Eco Brief

France: less severe labour shortages suggest a less favourable employment dynamic


Q2 saw a marked reduction in job creation. This drop may seem natural in a labour market which quickly overcame the shock from Covid-19 and in the context of more moderate GDP growth (apart from a few exceptions, such as in Q2 2023). However, it reflects the deterioration in certain sector-based dynamics (including construction), although more favourable developments are observed in other sectors, industry in particular.

In France, payroll employment increased by 21k in Q2 2023 (second estimate). This represents a slowdown compared with Q1 (+102k), but should not be overstated. Q1 benefited from deferral effects, particularly in business services, which had been penalised in Q4 2022 (fears of energy shortages having led to a drop in activity in industry, with a more pronounced impact on outsourcing).
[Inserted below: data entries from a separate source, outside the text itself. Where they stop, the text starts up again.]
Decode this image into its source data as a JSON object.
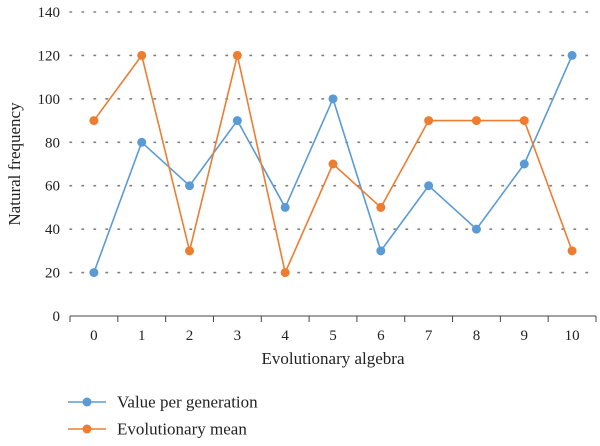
{
  "chart_data": {
    "type": "line",
    "title": "",
    "xlabel": "Evolutionary algebra",
    "ylabel": "Natural frequency",
    "categories": [
      "0",
      "1",
      "2",
      "3",
      "4",
      "5",
      "6",
      "7",
      "8",
      "9",
      "10"
    ],
    "ylim": [
      0,
      140
    ],
    "yticks": [
      "0",
      "20",
      "40",
      "60",
      "80",
      "100",
      "120",
      "140"
    ],
    "grid": "horizontal dotted",
    "legend_position": "bottom-left",
    "series": [
      {
        "name": "Value per generation",
        "color": "#5b9bd5",
        "values": [
          20,
          80,
          60,
          90,
          50,
          100,
          30,
          60,
          40,
          70,
          120
        ]
      },
      {
        "name": "Evolutionary mean",
        "color": "#ed7d31",
        "values": [
          90,
          120,
          30,
          120,
          20,
          70,
          50,
          90,
          90,
          90,
          30
        ]
      }
    ]
  }
}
In detail, in Q2, the pace of payroll job creation in market services slowed sharply (+18k in Q2, compared to +76k in Q1) and to a lesser degree in industry. At the same time, job losses increased in the construction sector (-7k in Q2 compared to -1k in Q1). Temporary workers suffered another quarter of contraction, with sectoral breakdowns once again showing a downturn in construction (-2k over the quarter, and even -9k since the end of 2021 in this sector).

The results of the European Commission’s July 2023 survey are in line with this data. Labour as a factor limiting production show reduced tension in services (9% of respondents, compared with 12% at the beginning of the year, 7% in terms of historical average), and in construction (28%, compared with 35% at the beginning of 2023 and 19% in terms of historical average), but not in industry (15%, compared with 14% at the beginning of 2023 and 6% in terms of historical average).

Overall, these sector-based developments let expect a more moderate employment dynamic in the second half of the year (+30k according to our forecasts) than in the first (+123k in total). However, a contraction in employment should be avoided.